St. Juan Diego was born in 1474, and given the name Cuauhtlatoatzin, meaning “singing eagle,” in the Anahuac Valley of what is now Mexico. He was raised according to the Aztec pagan religion and culture, but had a deeply mystical sense of life, even before he heard the Gospel from Franciscan missionaries.
In 1524, Cuauhtlatoatzin and his wife converted to Catholicism, and he was baptized as Juan Diego. He was committed to his faith, and often walked long distances to receive religious instructions.
On December 9, 1531, Juan Diego was hurrying to Mass to celebrate the Feast of the Immaculate Conception. But he was stopped by the Blessed Virgin herself, who announced herself as the “ever-perfect holy Mary, who has the honor to be the mother of the true God.” Mary told Juan Diego that she was also his mother, and the mother of everyone in the land.

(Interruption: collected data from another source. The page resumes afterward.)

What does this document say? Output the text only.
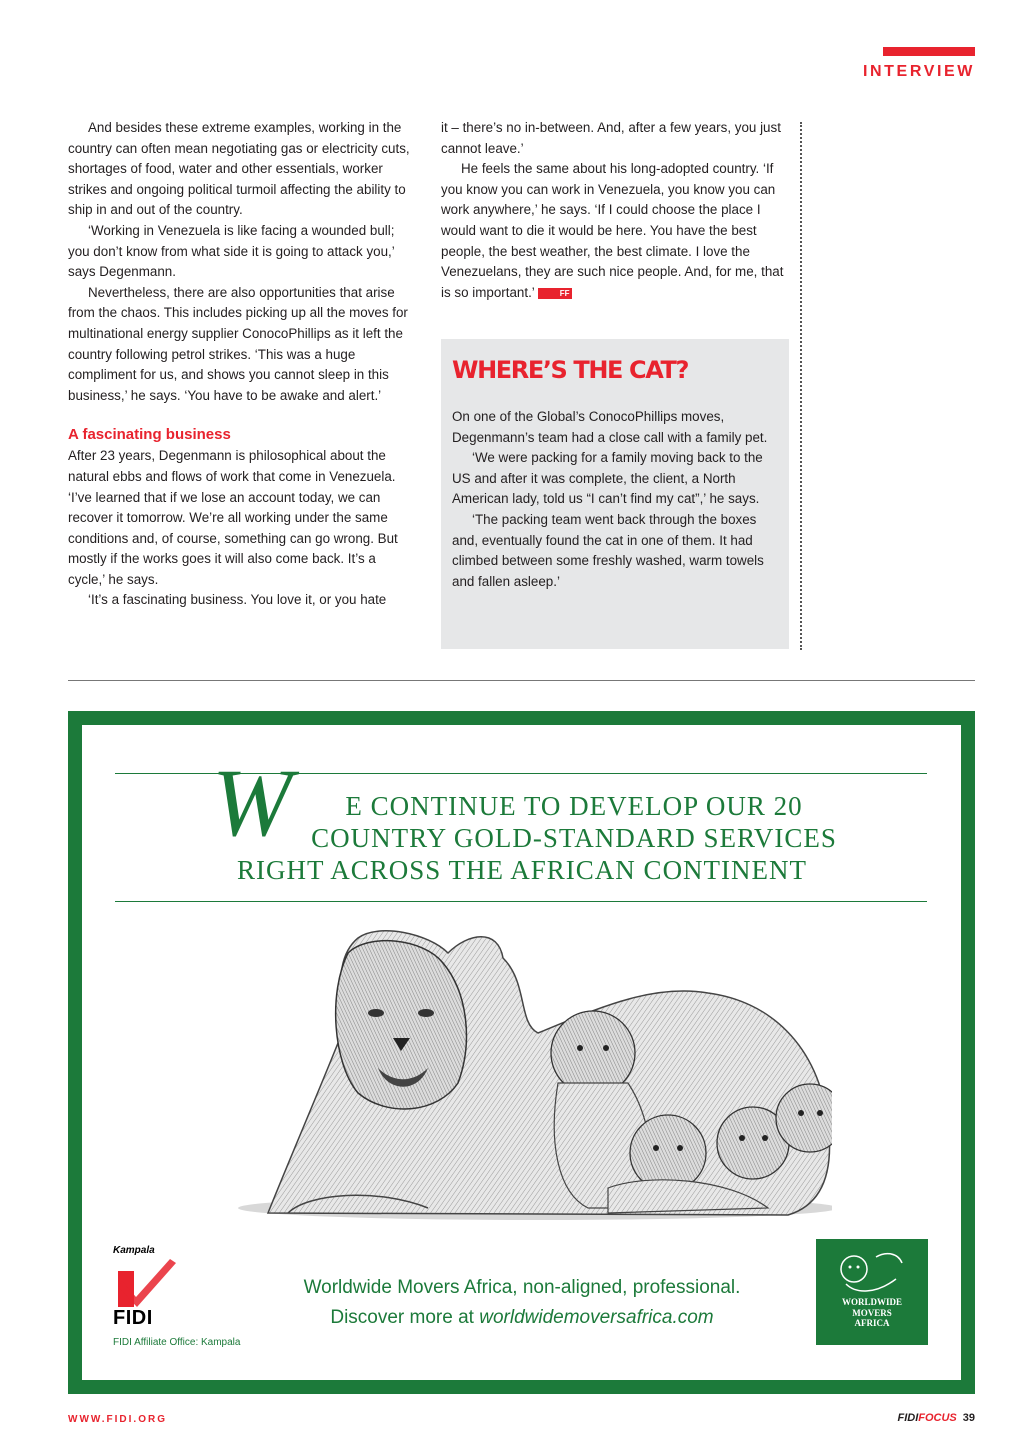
INTERVIEW

And besides these extreme examples, working in the country can often mean negotiating gas or electricity cuts, shortages of food, water and other essentials, worker strikes and ongoing political turmoil affecting the ability to ship in and out of the country.

‘Working in Venezuela is like facing a wounded bull; you don’t know from what side it is going to attack you,’ says Degenmann.

Nevertheless, there are also opportunities that arise from the chaos. This includes picking up all the moves for multinational energy supplier ConocoPhillips as it left the country following petrol strikes. ‘This was a huge compliment for us, and shows you cannot sleep in this business,’ he says. ‘You have to be awake and alert.’

A fascinating business

After 23 years, Degenmann is philosophical about the natural ebbs and flows of work that come in Venezuela. ‘I’ve learned that if we lose an account today, we can recover it tomorrow. We’re all working under the same conditions and, of course, something can go wrong. But mostly if the works goes it will also come back. It’s a cycle,’ he says.

‘It’s a fascinating business. You love it, or you hate

it – there’s no in-between. And, after a few years, you just cannot leave.’

He feels the same about his long-adopted country. ‘If you know you can work in Venezuela, you know you can work anywhere,’ he says. ‘If I could choose the place I would want to die it would be here. You have the best people, the best weather, the best climate. I love the Venezuelans, they are such nice people. And, for me, that is so important.’	FF

WHERE’S THE CAT?

On one of the Global’s ConocoPhillips moves, Degenmann’s team had a close call with a family pet.

‘We were packing for a family moving back to the US and after it was complete, the client, a North American lady, told us “I can’t find my cat”,’ he says.

‘The packing team went back through the boxes and, eventually found the cat in one of them. It had climbed between some freshly washed, warm towels and fallen asleep.’

W	E CONTINUE TO DEVELOP OUR 20
COUNTRY GOLD-STANDARD SERVICES
RIGHT ACROSS THE AFRICAN CONTINENT
Worldwide Movers Africa, non-aligned, professional.
Discover more at worldwidemoversafrica.com
Kampala
FIDI
FIDI Affiliate Office: Kampala
WORLDWIDE
MOVERS
AFRICA
WWW.FIDI.ORG	FIDIFOCUS 39
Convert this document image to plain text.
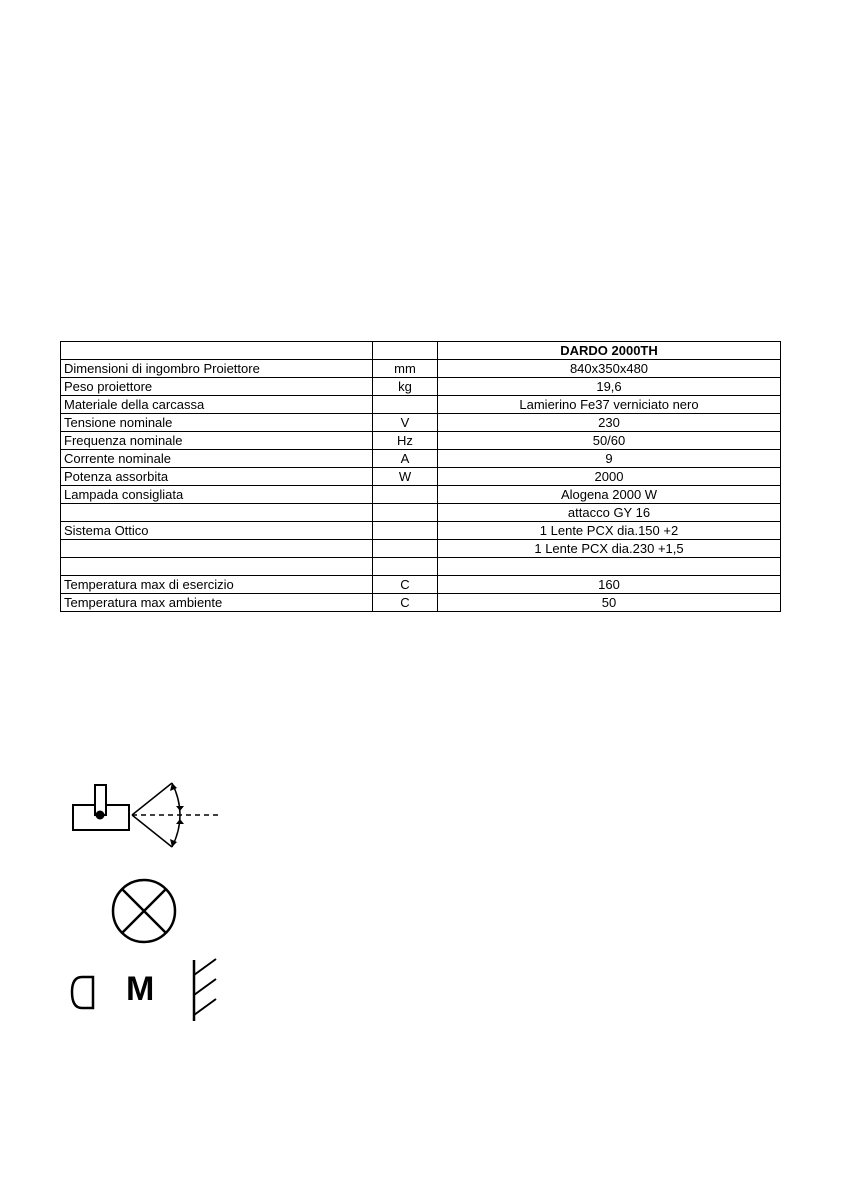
		DARDO 2000TH
Dimensioni di ingombro Proiettore	mm	840x350x480
Peso proiettore	kg	19,6
Materiale della carcassa		Lamierino Fe37 verniciato nero
Tensione nominale	V	230
Frequenza nominale	Hz	50/60
Corrente nominale	A	9
Potenza assorbita	W	2000
Lampada consigliata		Alogena 2000 W
		attacco GY 16
Sistema Ottico		1 Lente PCX dia.150 +2
		1 Lente PCX dia.230 +1,5

Temperatura max di esercizio	C	160
Temperatura max ambiente	C	50
M
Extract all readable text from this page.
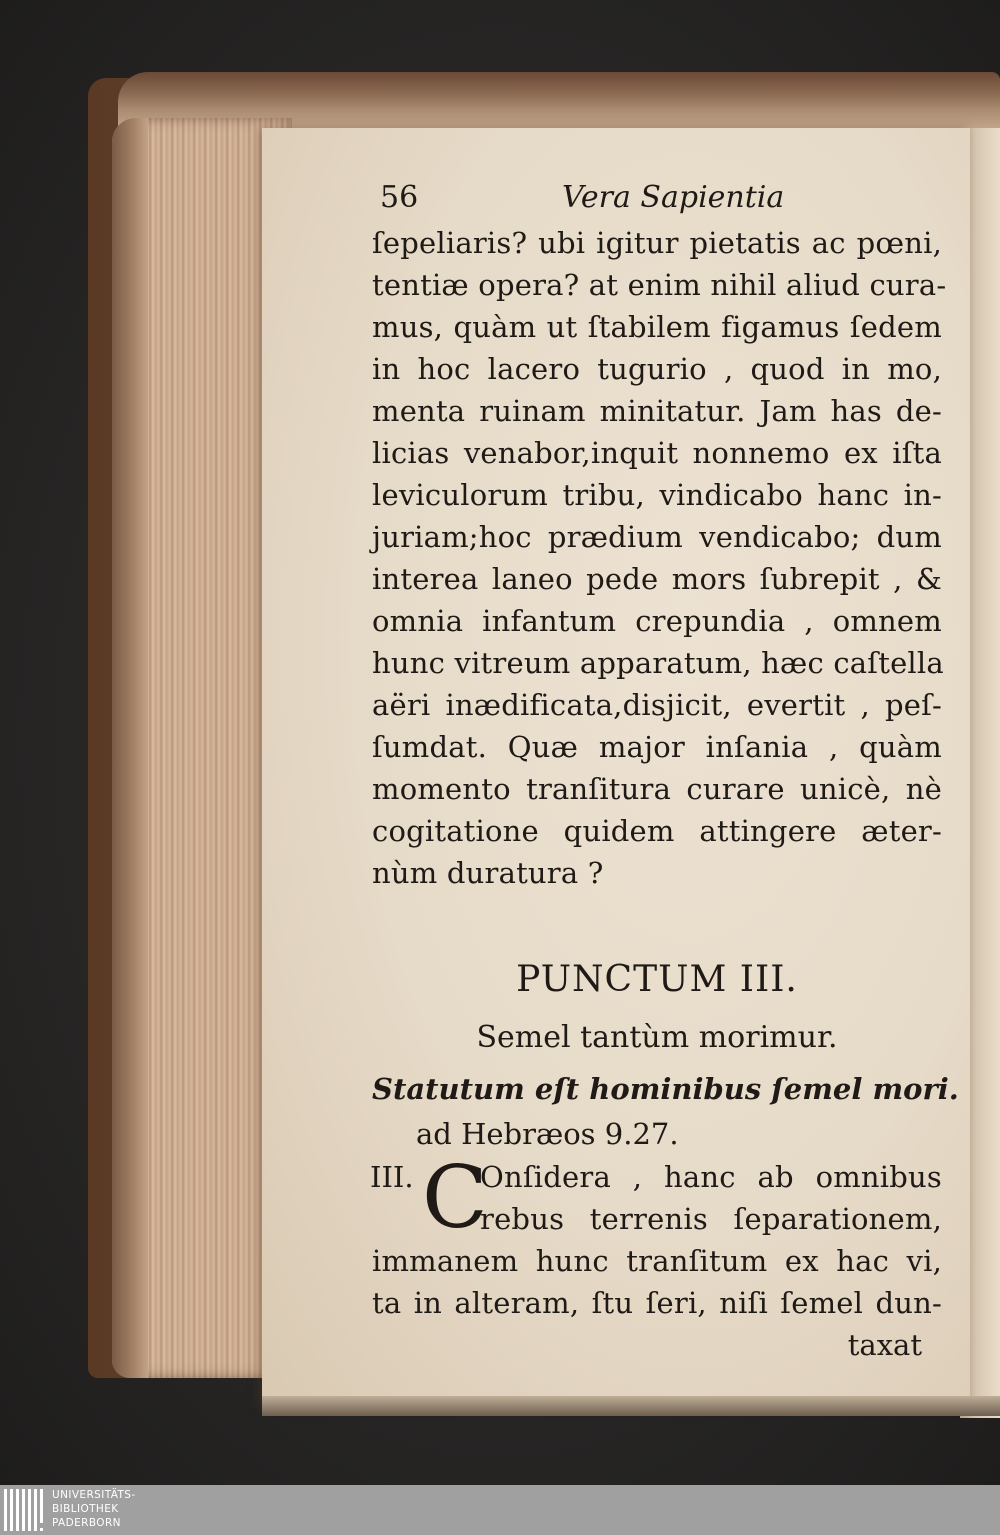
56	Vera Sapientia
ſepeliaris? ubi igitur pietatis ac pœni,
tentiæ opera? at enim nihil aliud cura-
mus, quàm ut ſtabilem figamus ſedem
in hoc lacero tugurio , quod in mo,
menta ruinam minitatur. Jam has de-
licias venabor,inquit nonnemo ex iſta
leviculorum tribu, vindicabo hanc in-
juriam;hoc prædium vendicabo; dum
interea laneo pede mors ſubrepit , &
omnia infantum crepundia , omnem
hunc vitreum apparatum, hæc caſtella
aëri inædificata,disjicit, evertit , peſ-
ſumdat. Quæ major inſania , quàm
momento tranſitura curare unicè, nè
cogitatione quidem attingere æter-
nùm duratura ?
PUNCTUM III.
Semel tantùm morimur.
Statutum eſt hominibus ſemel mori.
ad Hebræos 9.27.
III. C
Onſidera , hanc ab omnibus
rebus terrenis ſeparationem,
immanem hunc tranſitum ex hac vi,
ta in alteram, ſtu ſeri, niſi ſemel dun-
taxat
UNIVERSITÄTS-
BIBLIOTHEK
PADERBORN
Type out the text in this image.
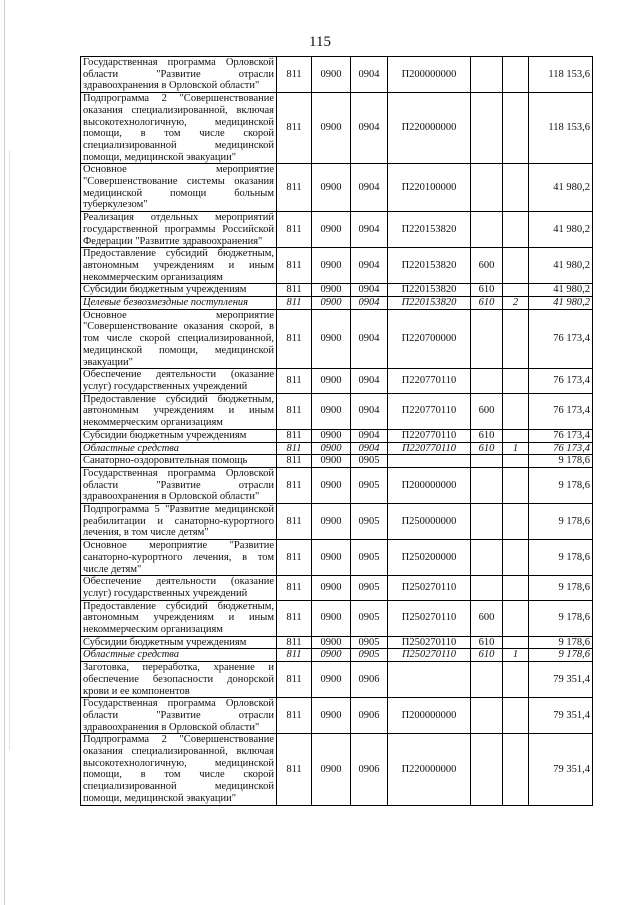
115
Государственная программа Орловской области "Развитие отрасли здравоохранения в Орловской области"	811	0900	0904	П200000000			118 153,6
Подпрограмма 2 "Совершенствование оказания специализированной, включая высокотехнологичную, медицинской помощи, в том числе скорой специализированной медицинской помощи, медицинской эвакуации"	811	0900	0904	П220000000			118 153,6
Основное мероприятие "Совершенствование системы оказания медицинской помощи больным туберкулезом"	811	0900	0904	П220100000			41 980,2
Реализация отдельных мероприятий государственной программы Российской Федерации "Развитие здравоохранения"	811	0900	0904	П220153820			41 980,2
Предоставление субсидий бюджетным, автономным учреждениям и иным некоммерческим организациям	811	0900	0904	П220153820	600		41 980,2
Субсидии бюджетным учреждениям	811	0900	0904	П220153820	610		41 980,2
Целевые безвозмездные поступления	811	0900	0904	П220153820	610	2	41 980,2
Основное мероприятие "Совершенствование оказания скорой, в том числе скорой специализированной, медицинской помощи, медицинской эвакуации"	811	0900	0904	П220700000			76 173,4
Обеспечение деятельности (оказание услуг) государственных учреждений	811	0900	0904	П220770110			76 173,4
Предоставление субсидий бюджетным, автономным учреждениям и иным некоммерческим организациям	811	0900	0904	П220770110	600		76 173,4
Субсидии бюджетным учреждениям	811	0900	0904	П220770110	610		76 173,4
Областные средства	811	0900	0904	П220770110	610	1	76 173,4
Санаторно-оздоровительная помощь	811	0900	0905				9 178,6
Государственная программа Орловской области "Развитие отрасли здравоохранения в Орловской области"	811	0900	0905	П200000000			9 178,6
Подпрограмма 5 "Развитие медицинской реабилитации и санаторно-курортного лечения, в том числе детям"	811	0900	0905	П250000000			9 178,6
Основное мероприятие "Развитие санаторно-курортного лечения, в том числе детям"	811	0900	0905	П250200000			9 178,6
Обеспечение деятельности (оказание услуг) государственных учреждений	811	0900	0905	П250270110			9 178,6
Предоставление субсидий бюджетным, автономным учреждениям и иным некоммерческим организациям	811	0900	0905	П250270110	600		9 178,6
Субсидии бюджетным учреждениям	811	0900	0905	П250270110	610		9 178,6
Областные средства	811	0900	0905	П250270110	610	1	9 178,6
Заготовка, переработка, хранение и обеспечение безопасности донорской крови и ее компонентов	811	0900	0906				79 351,4
Государственная программа Орловской области "Развитие отрасли здравоохранения в Орловской области"	811	0900	0906	П200000000			79 351,4
Подпрограмма 2 "Совершенствование оказания специализированной, включая высокотехнологичную, медицинской помощи, в том числе скорой специализированной медицинской помощи, медицинской эвакуации"	811	0900	0906	П220000000			79 351,4
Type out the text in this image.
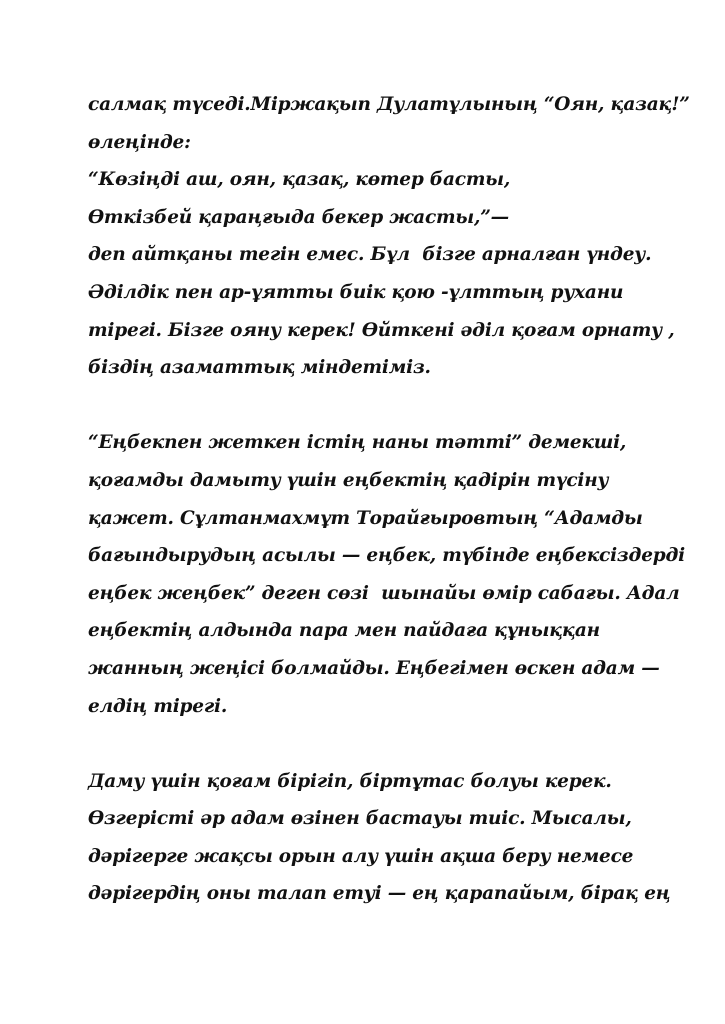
салмақ түседі.Міржақып Дулатұлының “Оян, қазақ!”
өлеңінде:
“Көзіңді аш, оян, қазақ, көтер басты,
Өткізбей қараңғыда бекер жасты,”—
деп айтқаны тегін емес. Бұл  бізге арналған үндеу.
Әділдік пен ар-ұятты биік қою -ұлттың рухани
тірегі. Бізге ояну керек! Өйткені әділ қоғам орнату ,
біздің азаматтық міндетіміз.

“Еңбекпен жеткен істің наны тәтті” демекші,
қоғамды дамыту үшін еңбектің қадірін түсіну
қажет. Сұлтанмахмұт Торайғыровтың “Адамды
бағындырудың асылы — еңбек, түбінде еңбексіздерді
еңбек жеңбек” деген сөзі  шынайы өмір сабағы. Адал
еңбектің алдында пара мен пайдаға құныққан
жанның жеңісі болмайды. Еңбегімен өскен адам —
елдің тірегі.

Даму үшін қоғам бірігіп, біртұтас болуы керек.
Өзгерісті әр адам өзінен бастауы тиіс. Мысалы,
дәрігерге жақсы орын алу үшін ақша беру немесе
дәрігердің оны талап етуі — ең қарапайым, бірақ ең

She asked Juan Diego to request a “sacred little house” from the local bishop, to be built on the site of a former pagan temple. The house would show Jesus to all Mexicans and exalt him throughout the world.
Juan Diego faithfully took her request to his local bishop, who was skeptical. Juan Diego promised to produce proof of the apparition after he finished tending to his uncle, who was near death.
On December 12, Juan Diego went to church to summon a priest for his uncle, and met Mary again. She promised to cure his uncle, and to give him.a sign to convince the bishop. On the hill where he had first seen her, Juan Diego found fresh roses and flowers, even though it was winter. He brought the flowers back to her, and Mary placed them in his tilma, telling him not to unwrap them until he reached the bishop.
Juan Diego visited Bishop Zumarraga again. When he opened his tilma, the bishop saw the image we know now as that of Our Lady of Guadalupe, miraculously imprinted on the flower-filled cloth.
The basilica in Mexico City now houses that tilma, and is estimated to be the most-visited Catholic shrine in the world.
The miracle of Juan Diego and Our Lady of Guadalupe converted millions of Mexicans, and deepened Juan Diego’s own faith. For many years, he lived a solitary life of prayer in a hermitage near the church where the image was first displayed. He died on December 9, 1548, the 17th anniversary of his first visit from the Blessed Mother.
John Paul II beatified St. Juan Diego in 1990 and canonized him in 2002.